Scoping Review Rhetorical Structure of Discussion Section: Genre Specifics and Principles of Modeling
Background: Although scoping reviews have gained recognition as an independent form of scholarly synthesis, the rhetorical structure of their Discussion sections remains theoretically underdeveloped and is not always implemented effectively in practice. Despite increasing standardization of methodological procedures through frameworks such as PRISMA-ScR and the JBI Manual, the rhetorical conventions governing how findings are presented and how contributions are positioned within the research field remain poorly defined. As a result, the Discussion section in many scoping reviews appears formally structured but substantively diffuse and overloaded with loosely organized commentary. It often fails to fulfill the genre-specific function of scoping reviews: mapping the research landscape and identifying conceptual, methodological, and thematic gaps.
Problem: This study aims to identify and describe the rhetorical structure of the Discussion section in scoping reviews by developing a typology of rhetorical moves and steps and analyzing their frequency, communicative functions, and sequencing. The analysis seeks to clarify how authors construct research-based argumentation in a genre that does not rely on empirical synthesis or quality appraisal.
Methods: The study is based on a corpus of 50 scoping reviews published between 2019 and 2023 in leading English-language journals on education ranked in the first quartile (Q1) of the SJR index. A two-level rhetorical coding scheme was employed: moves were conceptualized as macro-level functions aligned with genre-specific communicative tasks, while steps were analyzed as micro-level strategies that realize those functions. The initial move categories were identified deductively from established models developed for empirical research articles and were subsequently refined and adapted to the logic of the scoping review genre through iterative analysis. The coding process was carried out by three independent researchers, with disagreements resolved through interpretive discussion supported by textual evidence.
Results: The analysis resulted in the identification of six core rhetorical moves specific to the Discussion section in scoping reviews, each serving a distinct communicative purpose. While analytical and evaluative moves were consistently present across the corpus, introductory and interpretive moves exhibited considerable variation and were frequently absent. Only 24% of the articles implemented the full six-move structure. The two-tiered move-step model revealed stable rhetorical patterns, but also highlighted common omissions, such as limited contrastive framing and reference to prior development of the field, insufficient explanatory commentary, and uncritical transfer of rhetorical structures from systematic reviews, which undermine the logic of the scoping review genre.

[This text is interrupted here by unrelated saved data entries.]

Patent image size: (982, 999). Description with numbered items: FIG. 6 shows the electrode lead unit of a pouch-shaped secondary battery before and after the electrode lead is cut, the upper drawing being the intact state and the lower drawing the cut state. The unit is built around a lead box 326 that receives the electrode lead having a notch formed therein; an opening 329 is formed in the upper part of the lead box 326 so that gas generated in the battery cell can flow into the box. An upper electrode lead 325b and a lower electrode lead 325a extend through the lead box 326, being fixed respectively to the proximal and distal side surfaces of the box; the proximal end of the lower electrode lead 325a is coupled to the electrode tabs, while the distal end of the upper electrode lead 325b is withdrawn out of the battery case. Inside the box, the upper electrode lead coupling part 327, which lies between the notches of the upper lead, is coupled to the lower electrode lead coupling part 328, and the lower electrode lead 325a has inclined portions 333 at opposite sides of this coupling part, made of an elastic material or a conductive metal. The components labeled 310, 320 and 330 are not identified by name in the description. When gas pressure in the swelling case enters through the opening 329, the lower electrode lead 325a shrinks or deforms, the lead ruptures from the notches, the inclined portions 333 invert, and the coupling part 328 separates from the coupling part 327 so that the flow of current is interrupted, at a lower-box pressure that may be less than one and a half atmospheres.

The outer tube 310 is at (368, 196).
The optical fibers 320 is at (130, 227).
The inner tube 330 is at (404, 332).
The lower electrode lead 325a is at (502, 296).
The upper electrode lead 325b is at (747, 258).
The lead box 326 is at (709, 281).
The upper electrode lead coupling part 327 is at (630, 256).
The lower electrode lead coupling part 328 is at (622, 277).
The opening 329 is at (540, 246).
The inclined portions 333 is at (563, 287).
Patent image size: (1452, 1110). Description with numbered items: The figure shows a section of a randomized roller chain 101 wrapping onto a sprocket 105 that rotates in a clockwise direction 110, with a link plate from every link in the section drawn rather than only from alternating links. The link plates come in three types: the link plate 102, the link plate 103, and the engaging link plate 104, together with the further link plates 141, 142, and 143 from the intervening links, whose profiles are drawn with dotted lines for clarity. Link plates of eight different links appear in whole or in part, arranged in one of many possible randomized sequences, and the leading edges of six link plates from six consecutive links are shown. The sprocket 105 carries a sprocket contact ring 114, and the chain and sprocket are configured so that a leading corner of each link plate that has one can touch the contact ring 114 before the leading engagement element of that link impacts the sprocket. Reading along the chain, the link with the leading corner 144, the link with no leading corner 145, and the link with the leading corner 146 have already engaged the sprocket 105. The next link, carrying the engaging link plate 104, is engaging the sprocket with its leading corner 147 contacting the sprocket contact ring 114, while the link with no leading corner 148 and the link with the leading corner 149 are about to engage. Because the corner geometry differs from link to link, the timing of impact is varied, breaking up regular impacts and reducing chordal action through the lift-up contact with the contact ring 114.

Conclusion: The findings indicate that the Discussion sections in scoping reviews often suffer from rhetorical inconsistency and genre hybridity. In the absence of a coherent rhetorical structure, discussions tend to reproduce results rather than advance interpretation or field-level insight. The proposed move-step model provides a genre-sensitive rhetorical framework that can enhance both the communicative clarity and argumentative precision of scoping reviews. Moreover, the model contributes to a broader understanding of how research-based argumentation functions in non-synthetic academic genres.